Monday, November 21, 2005

Good Writing Links

We weren't quite fast enough with the camera for this one. Just a split second before we took the picture, Drew was doing a perfect imitation of Monty Burns's "excellent" hand gesture. So use your imagination and pretend that Drew is saying "excellent" to these excellent writing links.

Tam wrote a great piece about the importance of writing without the safety net. This is something I started doing last summer while I was unemployed. I faced the dangerous ideas and scenes in my head and tried to do it without flinching. It was really, really hard, too. The characters were hungry, manipulative, and a strange breed of passive/agressive that made me twitch on their own, and then there were the things they were telling me they wanted to do to each other. Quite frankly, it was the sort of idea that you really wish you didn't find lurking in your mind because it makes you think twice about your own sanity. And I still pulled some punches. I still turned left toward beige when I should've kept on the dark path and maybe even turned right into further darkness for the true power of the story. And that was only a short story, people. I'm trying this again with Strings of Discord (man, I really can't find a good title for this one), but I have the sense that I'll have to read for beige in the revisions and rip away that safety net. I did a little bit of that last night as I got to thinking about how Airen would react to a situation. Beige was accepting responsiblity and meekly following the path duty and obligation laid out for her. And I couldn't write it. It felt wrong. So I thought about it, and I realized that it would be such a dangerous shade of puce if she denied responsibility and fought duty and obligation tooth and nail until it was absolutely imperative for her own survival to accept what she had rejected and would hurt her the most to listen to duty and obligation.

Tess Gerritsen also had a great post about writing, specifically about how difficult it is to write a sex scene. See above link to Tam's post about safety for further explanation of why this is tough. This is my favorite bit from Tess's post:
Why is it so much easier to write about autopsy rooms or crime scenes (which, let's face it, most novelists have actually never seen) than it is about sex (which, one assumes -- one HOPES -- that most novelists have experienced.)
Heh. It's the same sort of thing. There's saftey in an autopsy and a crime scene, strangely enough. That's detail writing, and the scope of the environment, the human body, is finite. Once you start writing sex, you have to move beyond the details and get into those pesky, infinite emotions. That's where the danger lurks--especially if your characters are troublesome and have hot pink emotions and not the easier beige ones.

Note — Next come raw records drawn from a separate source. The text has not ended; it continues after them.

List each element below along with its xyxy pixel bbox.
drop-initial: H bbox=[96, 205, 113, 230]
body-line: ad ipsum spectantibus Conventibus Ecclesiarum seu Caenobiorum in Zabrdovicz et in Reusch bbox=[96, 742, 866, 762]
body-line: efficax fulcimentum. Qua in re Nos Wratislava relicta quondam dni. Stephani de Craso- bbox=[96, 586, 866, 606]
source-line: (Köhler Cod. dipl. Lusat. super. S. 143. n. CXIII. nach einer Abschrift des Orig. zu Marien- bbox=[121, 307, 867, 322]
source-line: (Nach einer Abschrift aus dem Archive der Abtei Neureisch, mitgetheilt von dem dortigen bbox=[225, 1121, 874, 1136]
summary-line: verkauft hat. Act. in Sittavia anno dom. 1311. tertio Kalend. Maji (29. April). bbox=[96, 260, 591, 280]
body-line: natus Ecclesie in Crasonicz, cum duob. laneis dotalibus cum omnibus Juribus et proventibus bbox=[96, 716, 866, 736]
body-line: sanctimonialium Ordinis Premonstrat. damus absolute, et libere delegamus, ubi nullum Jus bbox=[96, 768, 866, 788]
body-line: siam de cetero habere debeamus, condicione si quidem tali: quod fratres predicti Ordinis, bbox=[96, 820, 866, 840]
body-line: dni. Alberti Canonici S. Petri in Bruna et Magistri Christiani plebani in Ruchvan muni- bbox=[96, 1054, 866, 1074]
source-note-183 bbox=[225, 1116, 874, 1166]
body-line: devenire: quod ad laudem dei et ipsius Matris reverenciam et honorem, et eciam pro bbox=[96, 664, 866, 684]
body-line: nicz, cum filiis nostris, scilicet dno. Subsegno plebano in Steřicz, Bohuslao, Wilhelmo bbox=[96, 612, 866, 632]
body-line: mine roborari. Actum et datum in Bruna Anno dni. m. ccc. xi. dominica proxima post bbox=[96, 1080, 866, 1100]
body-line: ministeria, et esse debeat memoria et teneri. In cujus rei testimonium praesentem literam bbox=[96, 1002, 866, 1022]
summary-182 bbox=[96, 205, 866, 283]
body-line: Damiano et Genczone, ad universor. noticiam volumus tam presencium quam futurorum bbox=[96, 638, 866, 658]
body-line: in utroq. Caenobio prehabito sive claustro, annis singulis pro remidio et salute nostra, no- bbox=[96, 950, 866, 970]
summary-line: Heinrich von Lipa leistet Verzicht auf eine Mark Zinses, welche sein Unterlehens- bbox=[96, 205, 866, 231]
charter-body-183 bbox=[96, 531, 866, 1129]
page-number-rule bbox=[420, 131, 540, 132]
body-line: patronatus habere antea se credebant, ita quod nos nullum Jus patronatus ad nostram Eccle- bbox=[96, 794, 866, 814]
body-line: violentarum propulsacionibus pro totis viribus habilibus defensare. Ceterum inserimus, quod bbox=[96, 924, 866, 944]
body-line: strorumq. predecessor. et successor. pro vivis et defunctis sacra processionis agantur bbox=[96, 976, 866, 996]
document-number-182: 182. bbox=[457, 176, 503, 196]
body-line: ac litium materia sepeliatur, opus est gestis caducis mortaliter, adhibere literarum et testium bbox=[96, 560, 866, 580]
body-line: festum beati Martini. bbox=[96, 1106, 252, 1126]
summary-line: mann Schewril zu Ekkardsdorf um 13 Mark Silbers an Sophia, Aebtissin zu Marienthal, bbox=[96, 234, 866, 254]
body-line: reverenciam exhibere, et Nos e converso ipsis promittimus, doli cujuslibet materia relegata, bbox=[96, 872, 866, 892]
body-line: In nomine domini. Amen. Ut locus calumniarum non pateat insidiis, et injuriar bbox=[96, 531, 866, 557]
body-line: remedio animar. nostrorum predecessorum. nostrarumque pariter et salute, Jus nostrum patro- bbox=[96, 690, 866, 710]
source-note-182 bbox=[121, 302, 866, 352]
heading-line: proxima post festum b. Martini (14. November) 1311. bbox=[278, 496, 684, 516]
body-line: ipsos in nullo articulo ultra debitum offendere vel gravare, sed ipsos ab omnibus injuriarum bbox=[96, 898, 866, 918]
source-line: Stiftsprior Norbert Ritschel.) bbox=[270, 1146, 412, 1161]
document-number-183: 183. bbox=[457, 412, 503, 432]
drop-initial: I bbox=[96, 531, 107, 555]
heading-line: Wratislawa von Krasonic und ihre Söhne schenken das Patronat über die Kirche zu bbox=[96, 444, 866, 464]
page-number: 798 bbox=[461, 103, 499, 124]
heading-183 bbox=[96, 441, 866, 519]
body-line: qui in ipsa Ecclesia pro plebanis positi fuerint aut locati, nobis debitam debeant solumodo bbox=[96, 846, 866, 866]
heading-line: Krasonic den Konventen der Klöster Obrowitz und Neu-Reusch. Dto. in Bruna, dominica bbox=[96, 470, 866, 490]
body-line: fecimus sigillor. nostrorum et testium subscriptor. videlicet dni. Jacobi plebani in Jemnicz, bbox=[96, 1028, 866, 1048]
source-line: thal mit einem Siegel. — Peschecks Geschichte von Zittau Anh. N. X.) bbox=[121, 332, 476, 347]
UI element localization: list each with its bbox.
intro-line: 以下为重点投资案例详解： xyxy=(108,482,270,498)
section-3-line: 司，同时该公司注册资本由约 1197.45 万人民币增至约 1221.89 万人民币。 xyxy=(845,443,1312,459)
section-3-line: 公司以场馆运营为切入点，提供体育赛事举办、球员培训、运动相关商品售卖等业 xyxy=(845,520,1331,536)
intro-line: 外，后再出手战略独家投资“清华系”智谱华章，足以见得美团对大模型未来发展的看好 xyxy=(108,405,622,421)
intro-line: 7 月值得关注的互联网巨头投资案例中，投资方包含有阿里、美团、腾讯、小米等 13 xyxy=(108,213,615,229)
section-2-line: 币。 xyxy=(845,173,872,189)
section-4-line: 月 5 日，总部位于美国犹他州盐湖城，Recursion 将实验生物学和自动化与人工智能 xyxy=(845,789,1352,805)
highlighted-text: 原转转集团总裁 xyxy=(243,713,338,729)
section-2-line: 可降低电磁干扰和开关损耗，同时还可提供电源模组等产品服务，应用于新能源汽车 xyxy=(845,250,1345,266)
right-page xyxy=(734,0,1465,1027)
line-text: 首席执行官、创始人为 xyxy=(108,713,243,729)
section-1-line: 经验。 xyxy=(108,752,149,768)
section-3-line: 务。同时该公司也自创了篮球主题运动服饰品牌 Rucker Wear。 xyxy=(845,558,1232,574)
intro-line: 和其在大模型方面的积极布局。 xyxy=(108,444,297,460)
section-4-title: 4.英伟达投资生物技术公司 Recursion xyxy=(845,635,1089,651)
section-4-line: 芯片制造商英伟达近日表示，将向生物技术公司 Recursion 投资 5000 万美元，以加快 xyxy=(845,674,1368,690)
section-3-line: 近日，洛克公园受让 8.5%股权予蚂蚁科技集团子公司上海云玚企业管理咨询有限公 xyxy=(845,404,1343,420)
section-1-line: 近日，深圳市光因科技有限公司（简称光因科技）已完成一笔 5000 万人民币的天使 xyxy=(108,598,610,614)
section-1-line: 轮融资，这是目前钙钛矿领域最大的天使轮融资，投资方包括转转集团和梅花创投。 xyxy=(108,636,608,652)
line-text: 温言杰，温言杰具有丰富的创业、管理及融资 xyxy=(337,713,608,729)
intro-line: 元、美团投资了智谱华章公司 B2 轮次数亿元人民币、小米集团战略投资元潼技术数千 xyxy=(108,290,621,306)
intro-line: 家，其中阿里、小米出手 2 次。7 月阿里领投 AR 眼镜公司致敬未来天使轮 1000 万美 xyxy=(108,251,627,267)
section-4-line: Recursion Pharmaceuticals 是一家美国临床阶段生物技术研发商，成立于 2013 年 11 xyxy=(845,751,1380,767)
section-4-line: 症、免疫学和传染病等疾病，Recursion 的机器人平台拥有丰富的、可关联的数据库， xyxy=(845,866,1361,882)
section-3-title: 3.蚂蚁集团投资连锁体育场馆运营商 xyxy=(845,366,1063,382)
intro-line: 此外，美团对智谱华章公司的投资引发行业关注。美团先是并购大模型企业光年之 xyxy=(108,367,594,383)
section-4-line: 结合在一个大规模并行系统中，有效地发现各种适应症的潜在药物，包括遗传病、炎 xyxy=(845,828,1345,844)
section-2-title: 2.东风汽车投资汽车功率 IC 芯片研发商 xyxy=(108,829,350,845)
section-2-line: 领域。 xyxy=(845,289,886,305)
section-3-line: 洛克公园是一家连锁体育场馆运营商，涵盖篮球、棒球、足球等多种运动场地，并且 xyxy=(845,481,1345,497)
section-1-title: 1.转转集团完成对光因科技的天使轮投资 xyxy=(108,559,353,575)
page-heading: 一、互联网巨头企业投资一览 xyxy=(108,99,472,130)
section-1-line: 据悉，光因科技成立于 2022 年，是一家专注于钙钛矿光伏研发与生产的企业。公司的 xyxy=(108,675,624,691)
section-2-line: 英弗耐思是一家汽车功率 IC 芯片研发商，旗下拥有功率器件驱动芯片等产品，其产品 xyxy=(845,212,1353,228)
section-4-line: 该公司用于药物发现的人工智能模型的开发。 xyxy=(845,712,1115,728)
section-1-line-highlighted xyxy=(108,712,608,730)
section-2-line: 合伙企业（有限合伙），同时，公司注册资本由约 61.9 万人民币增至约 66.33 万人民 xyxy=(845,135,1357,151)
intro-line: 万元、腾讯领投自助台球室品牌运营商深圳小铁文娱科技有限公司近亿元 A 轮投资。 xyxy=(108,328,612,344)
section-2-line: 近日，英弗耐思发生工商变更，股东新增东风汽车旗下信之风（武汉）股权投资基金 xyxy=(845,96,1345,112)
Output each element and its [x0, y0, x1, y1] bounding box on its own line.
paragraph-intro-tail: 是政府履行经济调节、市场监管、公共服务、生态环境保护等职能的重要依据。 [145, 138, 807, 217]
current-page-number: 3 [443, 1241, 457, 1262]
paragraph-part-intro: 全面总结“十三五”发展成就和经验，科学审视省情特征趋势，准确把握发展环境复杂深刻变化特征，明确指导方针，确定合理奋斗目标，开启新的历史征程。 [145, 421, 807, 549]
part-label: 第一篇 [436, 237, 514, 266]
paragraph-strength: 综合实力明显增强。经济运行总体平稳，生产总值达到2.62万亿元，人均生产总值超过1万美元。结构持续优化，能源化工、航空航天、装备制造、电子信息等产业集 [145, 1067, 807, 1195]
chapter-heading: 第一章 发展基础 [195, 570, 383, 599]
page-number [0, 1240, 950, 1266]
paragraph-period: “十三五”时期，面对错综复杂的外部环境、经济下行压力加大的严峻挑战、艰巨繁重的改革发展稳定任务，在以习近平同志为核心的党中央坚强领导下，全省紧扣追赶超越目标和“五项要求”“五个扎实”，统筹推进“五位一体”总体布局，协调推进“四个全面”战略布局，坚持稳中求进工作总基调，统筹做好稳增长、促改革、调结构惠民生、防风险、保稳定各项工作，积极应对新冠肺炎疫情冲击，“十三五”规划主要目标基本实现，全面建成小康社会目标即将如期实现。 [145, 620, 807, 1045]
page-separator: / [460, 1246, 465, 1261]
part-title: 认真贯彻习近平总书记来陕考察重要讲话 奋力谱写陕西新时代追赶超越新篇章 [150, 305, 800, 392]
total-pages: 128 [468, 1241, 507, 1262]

I read so many great author and writing blogs that if I tried to link all the great advice and posts I found, that's all this blog would be. But occasionally I don't have much of my own to say, so I let the pros speak for me and add my own piece.

2 comments:

Anonymous said...

I'm more than glad that I started delving into the shadows of my writing a while ago: it's created some amazing stories (three that have made it to either quarter-finals or semi-finals for WOTF, actually! *-*) that scare me to death. It's hard to look at the darker side of your mind and find ideas crawling around that would turn your stomach - and I have trouble writing those ideas, at times.

It was painful to do what I had to to Gielle in What the Mind Sees, but it had to be done. In comparison, what I'm currently doing to Blanchette is sweet (due to change in the next chapter - gotta love emotional trauma ^-*), and it's...it's different writing. I think it's still good, but I don't know if I'd say it's as strong. We'll see how it shapes up when I start tearing her mind apart. ^-*

Kellie said...

Yeah, when I have a hard time looking at myself in the mirror, I know I'm writing the way I should be, and that only in writing the dark stuff will I really face the demon and be able to look in the mirror again. Twisted stuff, this writing business.